A top United Nations human rights official said last week that Myanmar’s security forces may be guilty of genocide against the Rohingya.

The crisis has been called a textbook example of ethnic cleansing by the UN’s High Commissioner for human rights.

The parliamentary resolution follows an extraordinary debate on the crisis in Parliament earlier this week.

It calls on the military and security forces in Myanmar to immediately cease the killings, harassment and rape of the Rohingya.

The total number of Rohingya refugees in Bangladesh is expected to exceed one million by the end of 2017, says the resolution adopted on Thursday.
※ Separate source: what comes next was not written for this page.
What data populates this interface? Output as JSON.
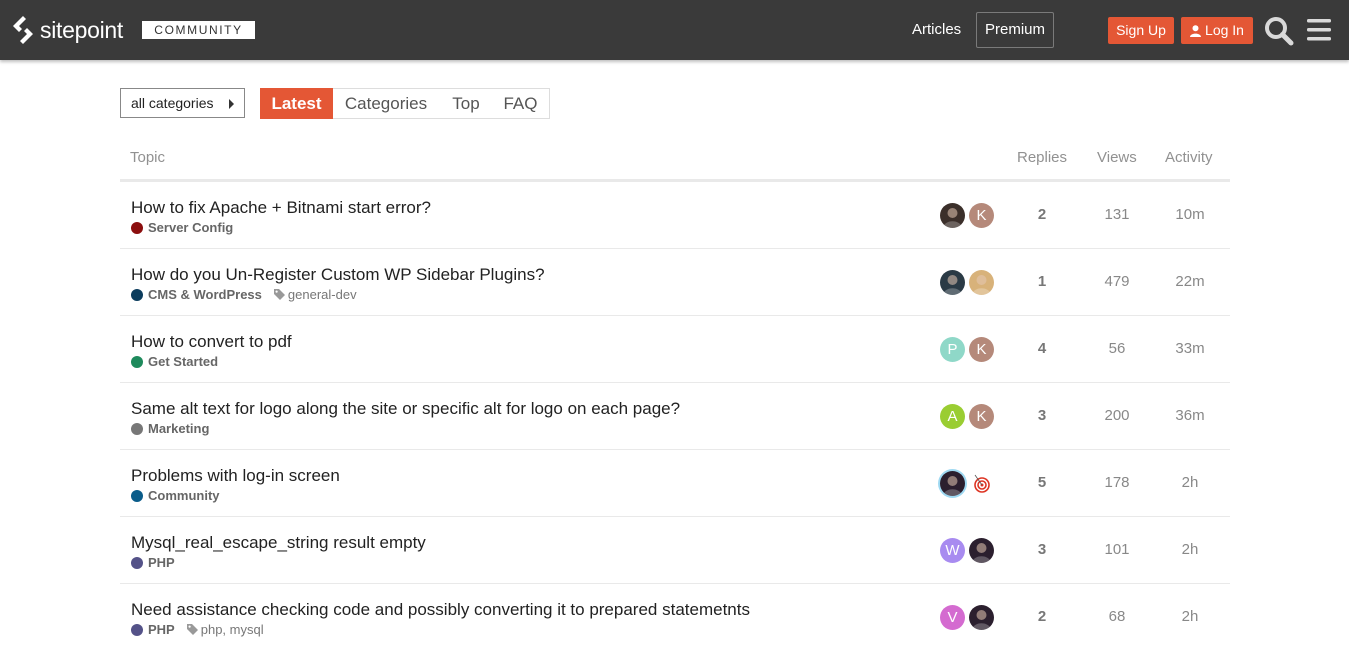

The resolution also urges the Myanmar government to: condemn unequivocally all incitement to racial or religious hatred and combat social discrimination and hostilities against the Rohingya minority; work with international aid agencies, the EU and the UN to allow immediate, unhindered humanitarian access to Rakhine state; end the segregation of the Rohingya population; and immediately cease its use of landmines and remove all mines already laid.

The EU and its member states, as a matter of urgency, should adopt targeted punitive sanctions against individuals responsible for perpetuating widespread human rights abuses in Myanmar, and extend the scope of the existing EU arms embargo against Myanmar, the resolution urges.
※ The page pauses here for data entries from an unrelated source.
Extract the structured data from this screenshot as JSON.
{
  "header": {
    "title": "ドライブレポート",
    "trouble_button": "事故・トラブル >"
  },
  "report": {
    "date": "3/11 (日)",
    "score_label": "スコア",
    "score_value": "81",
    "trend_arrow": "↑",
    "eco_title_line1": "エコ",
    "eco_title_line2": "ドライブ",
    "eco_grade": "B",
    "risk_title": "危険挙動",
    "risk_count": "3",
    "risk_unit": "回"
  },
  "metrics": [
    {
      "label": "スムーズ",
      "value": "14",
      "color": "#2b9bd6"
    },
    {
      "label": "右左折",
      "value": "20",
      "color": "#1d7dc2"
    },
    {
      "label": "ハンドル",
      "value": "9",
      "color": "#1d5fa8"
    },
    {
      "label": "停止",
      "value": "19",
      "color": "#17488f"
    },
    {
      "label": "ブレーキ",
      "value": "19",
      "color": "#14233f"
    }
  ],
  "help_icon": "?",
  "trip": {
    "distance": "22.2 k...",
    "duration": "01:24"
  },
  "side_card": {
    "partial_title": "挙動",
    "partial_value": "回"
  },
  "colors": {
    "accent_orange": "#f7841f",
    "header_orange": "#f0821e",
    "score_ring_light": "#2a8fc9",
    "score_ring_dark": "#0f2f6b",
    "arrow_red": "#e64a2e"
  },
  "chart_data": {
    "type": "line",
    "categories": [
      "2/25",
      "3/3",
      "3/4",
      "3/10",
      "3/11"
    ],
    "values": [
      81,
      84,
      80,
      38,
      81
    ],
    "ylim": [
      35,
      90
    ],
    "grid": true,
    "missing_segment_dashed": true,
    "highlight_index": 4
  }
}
It calls on the EU foreign policy chief Federica Mogherini to “significantly increase pressure” on the Myanmar authorities and security services to “end the violence and discrimination perpetrated against the Rohingya people.”

The sensitivity of the issue was illustrated last month when Pope Francis failed to mention the Rohingyas by name in a speech in Myanmar.
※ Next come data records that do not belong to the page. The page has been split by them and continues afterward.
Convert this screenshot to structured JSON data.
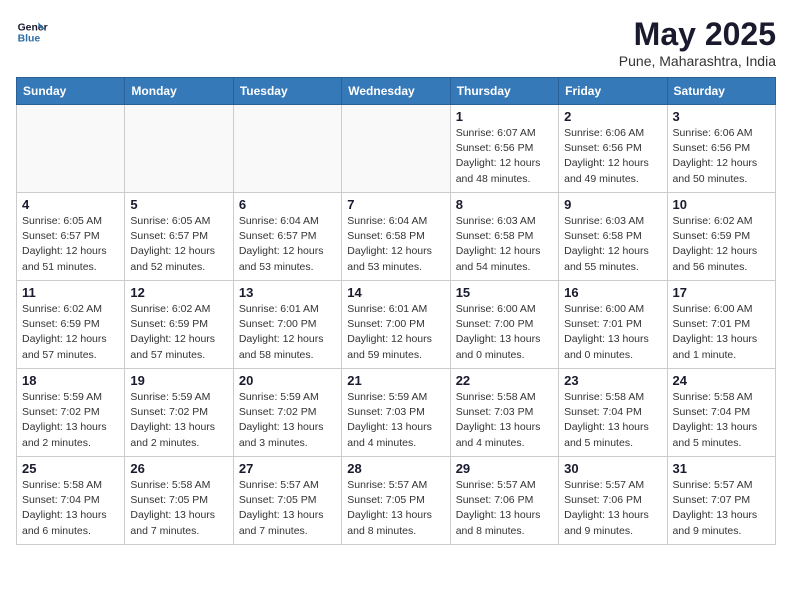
{
  "logo": {
    "line1": "General",
    "line2": "Blue"
  },
  "title": "May 2025",
  "location": "Pune, Maharashtra, India",
  "weekdays": [
    "Sunday",
    "Monday",
    "Tuesday",
    "Wednesday",
    "Thursday",
    "Friday",
    "Saturday"
  ],
  "weeks": [
    [
      {
        "day": "",
        "info": ""
      },
      {
        "day": "",
        "info": ""
      },
      {
        "day": "",
        "info": ""
      },
      {
        "day": "",
        "info": ""
      },
      {
        "day": "1",
        "info": "Sunrise: 6:07 AM\nSunset: 6:56 PM\nDaylight: 12 hours\nand 48 minutes."
      },
      {
        "day": "2",
        "info": "Sunrise: 6:06 AM\nSunset: 6:56 PM\nDaylight: 12 hours\nand 49 minutes."
      },
      {
        "day": "3",
        "info": "Sunrise: 6:06 AM\nSunset: 6:56 PM\nDaylight: 12 hours\nand 50 minutes."
      }
    ],
    [
      {
        "day": "4",
        "info": "Sunrise: 6:05 AM\nSunset: 6:57 PM\nDaylight: 12 hours\nand 51 minutes."
      },
      {
        "day": "5",
        "info": "Sunrise: 6:05 AM\nSunset: 6:57 PM\nDaylight: 12 hours\nand 52 minutes."
      },
      {
        "day": "6",
        "info": "Sunrise: 6:04 AM\nSunset: 6:57 PM\nDaylight: 12 hours\nand 53 minutes."
      },
      {
        "day": "7",
        "info": "Sunrise: 6:04 AM\nSunset: 6:58 PM\nDaylight: 12 hours\nand 53 minutes."
      },
      {
        "day": "8",
        "info": "Sunrise: 6:03 AM\nSunset: 6:58 PM\nDaylight: 12 hours\nand 54 minutes."
      },
      {
        "day": "9",
        "info": "Sunrise: 6:03 AM\nSunset: 6:58 PM\nDaylight: 12 hours\nand 55 minutes."
      },
      {
        "day": "10",
        "info": "Sunrise: 6:02 AM\nSunset: 6:59 PM\nDaylight: 12 hours\nand 56 minutes."
      }
    ],
    [
      {
        "day": "11",
        "info": "Sunrise: 6:02 AM\nSunset: 6:59 PM\nDaylight: 12 hours\nand 57 minutes."
      },
      {
        "day": "12",
        "info": "Sunrise: 6:02 AM\nSunset: 6:59 PM\nDaylight: 12 hours\nand 57 minutes."
      },
      {
        "day": "13",
        "info": "Sunrise: 6:01 AM\nSunset: 7:00 PM\nDaylight: 12 hours\nand 58 minutes."
      },
      {
        "day": "14",
        "info": "Sunrise: 6:01 AM\nSunset: 7:00 PM\nDaylight: 12 hours\nand 59 minutes."
      },
      {
        "day": "15",
        "info": "Sunrise: 6:00 AM\nSunset: 7:00 PM\nDaylight: 13 hours\nand 0 minutes."
      },
      {
        "day": "16",
        "info": "Sunrise: 6:00 AM\nSunset: 7:01 PM\nDaylight: 13 hours\nand 0 minutes."
      },
      {
        "day": "17",
        "info": "Sunrise: 6:00 AM\nSunset: 7:01 PM\nDaylight: 13 hours\nand 1 minute."
      }
    ],
    [
      {
        "day": "18",
        "info": "Sunrise: 5:59 AM\nSunset: 7:02 PM\nDaylight: 13 hours\nand 2 minutes."
      },
      {
        "day": "19",
        "info": "Sunrise: 5:59 AM\nSunset: 7:02 PM\nDaylight: 13 hours\nand 2 minutes."
      },
      {
        "day": "20",
        "info": "Sunrise: 5:59 AM\nSunset: 7:02 PM\nDaylight: 13 hours\nand 3 minutes."
      },
      {
        "day": "21",
        "info": "Sunrise: 5:59 AM\nSunset: 7:03 PM\nDaylight: 13 hours\nand 4 minutes."
      },
      {
        "day": "22",
        "info": "Sunrise: 5:58 AM\nSunset: 7:03 PM\nDaylight: 13 hours\nand 4 minutes."
      },
      {
        "day": "23",
        "info": "Sunrise: 5:58 AM\nSunset: 7:04 PM\nDaylight: 13 hours\nand 5 minutes."
      },
      {
        "day": "24",
        "info": "Sunrise: 5:58 AM\nSunset: 7:04 PM\nDaylight: 13 hours\nand 5 minutes."
      }
    ],
    [
      {
        "day": "25",
        "info": "Sunrise: 5:58 AM\nSunset: 7:04 PM\nDaylight: 13 hours\nand 6 minutes."
      },
      {
        "day": "26",
        "info": "Sunrise: 5:58 AM\nSunset: 7:05 PM\nDaylight: 13 hours\nand 7 minutes."
      },
      {
        "day": "27",
        "info": "Sunrise: 5:57 AM\nSunset: 7:05 PM\nDaylight: 13 hours\nand 7 minutes."
      },
      {
        "day": "28",
        "info": "Sunrise: 5:57 AM\nSunset: 7:05 PM\nDaylight: 13 hours\nand 8 minutes."
      },
      {
        "day": "29",
        "info": "Sunrise: 5:57 AM\nSunset: 7:06 PM\nDaylight: 13 hours\nand 8 minutes."
      },
      {
        "day": "30",
        "info": "Sunrise: 5:57 AM\nSunset: 7:06 PM\nDaylight: 13 hours\nand 9 minutes."
      },
      {
        "day": "31",
        "info": "Sunrise: 5:57 AM\nSunset: 7:07 PM\nDaylight: 13 hours\nand 9 minutes."
      }
    ]
  ]
}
Instead, he only referred to the Muslim minority as he encouraged the country to “respect the rights of all who call this land their home.”

Adoption of the resolution was welcomed by ECR group MEP Amjad Bashir, who said he hopes that an inter-governmental conference would “guarantee the safe return of the Rohingyas to Myanmar, restore their citizenship rights and set up an inquiry into all allegations of crimes against humanity.”

Bashir said, “Inaction is simply unacceptable in the face of such cruel persecution and such human disaster. I am pleased colleagues from across the Parliament have called for the international community to act to end the ongoing crisis.

“I believe there is now real momentum, a growing international consensus that the world cannot stand by and watch as a whole people are wiped out and driven abroad.”

Sajjad Karim, also an ECR group MEP, said, “For many, many years now one MEP after another has stood in this chamber and highlighted the plight of the Rohingya. It seems that those calls have fallen on deaf ears and today we arrive at a situation where even the Pope cannot go there and call these people by their true identity.

“It is clear that while there is much that is being done by the European Union today, unless and until we insist on a regularisation and status for these people, they are going to continually find themselves in this position time after time. I hope this vote offers the Rohingya a chance and spurs on the international community to act.”